MOSCOW (Reuters) – A senior Russian security official warned Britain on Wednesday not to sail its warships near Russian-annexed Crimea again unless it wanted its sailors to get hurt.
The warning, issued by Mikhail Popov, deputy secretary of Russia’s Security Council, follows an incident last month when British warship HMS Defender exercised what London said were internationally recognised freedom of navigation rules in Ukrainian territorial waters near Crimea.
Russia annexed Crimea from Ukraine in 2014 and says the waters around it belong to Moscow now despite most countries continuing to recognise the peninsula as Ukrainian.
It protested strongly against the British move at the time with a coastguard vessel firing warning shots and summoned the British ambassador for an explanation.

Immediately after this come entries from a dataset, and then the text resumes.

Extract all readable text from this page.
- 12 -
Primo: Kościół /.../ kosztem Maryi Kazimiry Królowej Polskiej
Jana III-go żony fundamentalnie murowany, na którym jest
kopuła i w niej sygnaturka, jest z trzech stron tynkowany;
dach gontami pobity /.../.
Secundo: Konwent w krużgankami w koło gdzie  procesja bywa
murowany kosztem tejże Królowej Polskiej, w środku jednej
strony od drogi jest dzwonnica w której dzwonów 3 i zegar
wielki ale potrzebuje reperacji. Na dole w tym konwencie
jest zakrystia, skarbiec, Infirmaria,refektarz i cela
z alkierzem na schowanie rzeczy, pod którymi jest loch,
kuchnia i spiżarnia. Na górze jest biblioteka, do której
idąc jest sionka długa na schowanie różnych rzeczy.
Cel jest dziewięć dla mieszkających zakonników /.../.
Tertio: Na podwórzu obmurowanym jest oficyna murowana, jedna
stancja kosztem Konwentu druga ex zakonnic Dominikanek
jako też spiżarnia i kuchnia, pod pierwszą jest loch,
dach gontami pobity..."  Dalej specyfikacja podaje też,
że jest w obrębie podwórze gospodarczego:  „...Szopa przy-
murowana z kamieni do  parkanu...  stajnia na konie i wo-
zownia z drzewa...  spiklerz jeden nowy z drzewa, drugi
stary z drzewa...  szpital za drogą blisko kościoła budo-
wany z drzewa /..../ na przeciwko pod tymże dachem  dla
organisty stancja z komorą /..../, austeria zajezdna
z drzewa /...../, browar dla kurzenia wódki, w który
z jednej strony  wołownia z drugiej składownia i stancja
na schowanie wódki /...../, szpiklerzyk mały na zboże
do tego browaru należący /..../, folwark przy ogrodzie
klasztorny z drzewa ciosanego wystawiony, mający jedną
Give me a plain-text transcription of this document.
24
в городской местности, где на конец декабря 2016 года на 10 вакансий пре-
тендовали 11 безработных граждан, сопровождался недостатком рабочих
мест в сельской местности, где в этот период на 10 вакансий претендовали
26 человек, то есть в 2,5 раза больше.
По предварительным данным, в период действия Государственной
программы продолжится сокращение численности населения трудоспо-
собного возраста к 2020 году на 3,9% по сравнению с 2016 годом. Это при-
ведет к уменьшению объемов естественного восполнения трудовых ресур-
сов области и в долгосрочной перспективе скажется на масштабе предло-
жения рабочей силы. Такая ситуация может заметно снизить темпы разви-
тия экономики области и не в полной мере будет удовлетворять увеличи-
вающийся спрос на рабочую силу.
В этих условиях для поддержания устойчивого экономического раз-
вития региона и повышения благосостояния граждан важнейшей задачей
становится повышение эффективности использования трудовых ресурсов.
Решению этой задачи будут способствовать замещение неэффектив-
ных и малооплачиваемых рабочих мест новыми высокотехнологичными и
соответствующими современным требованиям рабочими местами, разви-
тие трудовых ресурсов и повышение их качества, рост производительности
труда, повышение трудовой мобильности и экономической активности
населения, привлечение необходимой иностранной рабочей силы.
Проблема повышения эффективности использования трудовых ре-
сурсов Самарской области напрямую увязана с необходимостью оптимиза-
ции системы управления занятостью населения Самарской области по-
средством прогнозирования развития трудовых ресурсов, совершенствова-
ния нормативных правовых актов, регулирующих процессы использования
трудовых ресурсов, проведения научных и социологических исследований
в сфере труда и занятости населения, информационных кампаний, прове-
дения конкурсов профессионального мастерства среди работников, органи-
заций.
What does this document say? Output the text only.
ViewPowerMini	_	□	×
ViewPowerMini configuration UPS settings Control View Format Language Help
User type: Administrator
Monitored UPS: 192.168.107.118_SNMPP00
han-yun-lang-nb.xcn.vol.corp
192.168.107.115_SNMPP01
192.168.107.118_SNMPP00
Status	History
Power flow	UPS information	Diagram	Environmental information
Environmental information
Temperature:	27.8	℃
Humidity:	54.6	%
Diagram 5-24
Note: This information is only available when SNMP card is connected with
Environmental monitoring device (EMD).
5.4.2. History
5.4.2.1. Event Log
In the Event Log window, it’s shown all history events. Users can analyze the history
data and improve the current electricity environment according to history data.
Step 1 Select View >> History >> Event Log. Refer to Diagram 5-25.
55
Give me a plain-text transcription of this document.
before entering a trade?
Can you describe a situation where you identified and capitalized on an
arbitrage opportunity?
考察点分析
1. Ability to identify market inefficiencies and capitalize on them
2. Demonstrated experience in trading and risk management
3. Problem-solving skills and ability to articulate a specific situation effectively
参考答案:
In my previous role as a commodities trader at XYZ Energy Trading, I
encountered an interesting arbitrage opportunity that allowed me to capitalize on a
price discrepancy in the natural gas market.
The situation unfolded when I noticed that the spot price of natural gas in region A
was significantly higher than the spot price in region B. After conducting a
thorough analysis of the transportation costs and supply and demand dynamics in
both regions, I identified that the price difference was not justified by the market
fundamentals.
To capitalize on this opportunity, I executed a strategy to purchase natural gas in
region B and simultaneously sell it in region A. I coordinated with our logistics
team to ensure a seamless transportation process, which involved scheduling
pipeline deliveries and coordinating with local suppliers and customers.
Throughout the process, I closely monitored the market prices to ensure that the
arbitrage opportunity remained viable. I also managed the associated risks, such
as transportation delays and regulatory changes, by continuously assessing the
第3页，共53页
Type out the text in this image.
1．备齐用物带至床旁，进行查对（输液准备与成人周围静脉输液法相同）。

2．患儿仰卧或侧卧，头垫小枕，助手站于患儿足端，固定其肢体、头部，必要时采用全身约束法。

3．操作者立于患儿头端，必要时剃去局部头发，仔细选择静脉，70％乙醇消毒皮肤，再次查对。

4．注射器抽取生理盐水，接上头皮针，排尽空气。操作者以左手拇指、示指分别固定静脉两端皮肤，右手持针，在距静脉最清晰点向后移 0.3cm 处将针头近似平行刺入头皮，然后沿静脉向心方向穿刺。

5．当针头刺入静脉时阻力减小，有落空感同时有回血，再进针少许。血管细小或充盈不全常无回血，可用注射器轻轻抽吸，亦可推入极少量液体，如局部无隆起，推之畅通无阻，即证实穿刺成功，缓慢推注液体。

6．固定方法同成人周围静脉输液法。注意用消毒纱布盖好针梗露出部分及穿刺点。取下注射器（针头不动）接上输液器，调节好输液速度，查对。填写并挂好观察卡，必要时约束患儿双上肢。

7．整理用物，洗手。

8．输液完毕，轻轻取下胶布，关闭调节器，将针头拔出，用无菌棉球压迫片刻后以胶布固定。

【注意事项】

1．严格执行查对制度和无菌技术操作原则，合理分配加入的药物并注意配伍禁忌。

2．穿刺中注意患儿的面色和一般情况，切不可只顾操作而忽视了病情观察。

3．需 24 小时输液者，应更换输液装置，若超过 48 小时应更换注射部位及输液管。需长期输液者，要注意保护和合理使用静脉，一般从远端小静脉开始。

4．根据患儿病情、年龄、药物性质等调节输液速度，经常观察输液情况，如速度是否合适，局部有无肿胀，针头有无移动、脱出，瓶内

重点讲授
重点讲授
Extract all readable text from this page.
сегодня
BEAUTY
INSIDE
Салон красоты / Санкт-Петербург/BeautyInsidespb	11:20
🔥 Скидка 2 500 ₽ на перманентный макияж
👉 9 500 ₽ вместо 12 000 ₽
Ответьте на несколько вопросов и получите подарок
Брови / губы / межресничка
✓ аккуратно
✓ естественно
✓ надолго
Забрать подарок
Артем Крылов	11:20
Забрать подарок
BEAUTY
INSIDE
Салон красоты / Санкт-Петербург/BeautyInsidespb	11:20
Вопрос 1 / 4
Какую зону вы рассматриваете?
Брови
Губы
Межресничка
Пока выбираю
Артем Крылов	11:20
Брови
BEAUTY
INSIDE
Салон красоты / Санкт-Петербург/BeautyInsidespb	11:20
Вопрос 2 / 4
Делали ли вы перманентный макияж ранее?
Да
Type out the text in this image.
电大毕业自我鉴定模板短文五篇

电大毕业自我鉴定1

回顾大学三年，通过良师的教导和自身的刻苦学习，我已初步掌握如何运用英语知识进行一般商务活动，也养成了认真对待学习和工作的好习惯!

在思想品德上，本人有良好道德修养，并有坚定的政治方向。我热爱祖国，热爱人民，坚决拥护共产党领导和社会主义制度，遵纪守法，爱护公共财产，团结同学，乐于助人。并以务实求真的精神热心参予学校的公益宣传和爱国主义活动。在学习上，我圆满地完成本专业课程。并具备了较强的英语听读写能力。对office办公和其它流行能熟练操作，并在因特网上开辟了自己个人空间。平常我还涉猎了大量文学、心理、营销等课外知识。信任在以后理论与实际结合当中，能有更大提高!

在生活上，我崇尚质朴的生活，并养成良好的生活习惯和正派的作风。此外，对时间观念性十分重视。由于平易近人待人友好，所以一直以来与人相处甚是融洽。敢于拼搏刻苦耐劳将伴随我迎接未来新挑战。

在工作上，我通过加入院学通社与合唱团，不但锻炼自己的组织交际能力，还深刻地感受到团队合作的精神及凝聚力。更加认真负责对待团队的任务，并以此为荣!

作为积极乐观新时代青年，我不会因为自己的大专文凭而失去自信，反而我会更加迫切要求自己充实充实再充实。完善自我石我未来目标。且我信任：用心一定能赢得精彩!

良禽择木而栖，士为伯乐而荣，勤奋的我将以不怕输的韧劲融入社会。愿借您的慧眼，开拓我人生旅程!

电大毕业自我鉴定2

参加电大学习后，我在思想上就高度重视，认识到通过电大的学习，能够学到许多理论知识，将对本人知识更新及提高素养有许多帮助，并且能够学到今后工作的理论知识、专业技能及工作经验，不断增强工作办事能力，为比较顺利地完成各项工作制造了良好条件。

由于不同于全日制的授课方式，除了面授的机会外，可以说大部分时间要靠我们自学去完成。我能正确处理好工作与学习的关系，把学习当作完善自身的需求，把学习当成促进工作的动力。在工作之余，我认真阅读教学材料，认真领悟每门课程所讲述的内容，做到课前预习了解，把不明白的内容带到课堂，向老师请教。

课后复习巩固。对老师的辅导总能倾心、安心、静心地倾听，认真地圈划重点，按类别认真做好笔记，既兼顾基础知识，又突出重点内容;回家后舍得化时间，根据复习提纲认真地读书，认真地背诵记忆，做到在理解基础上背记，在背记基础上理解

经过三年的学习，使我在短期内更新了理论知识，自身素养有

Popov, in an interview in the state Rossiiyskaya Gazeta newspaper, said Britain’s behaviour and its subsequent reaction to the incident was bewildering.
In particular, he criticised suggestions from British Prime Minister Boris Johnson and Dominic Raab, the foreign minister, that the incident could be repeated.
“Similar actions will be thwarted with the harshest methods in future by Russia regardless of the violator’s state allegiance. We suggest our opponents think hard about whether it’s worth organising such provocations given the capabilities of Russia’s armed forces,” said Popov.
“It’s not the members of the British government who will be in the ships and vessels used for provocational ends,” he added. “And it’s in that context that I want to ask a question of the same Boris Johnson and Dominic Raab – what will they say to the families of the British sailors who will get hurt in the name of such ‘great’ ideas?”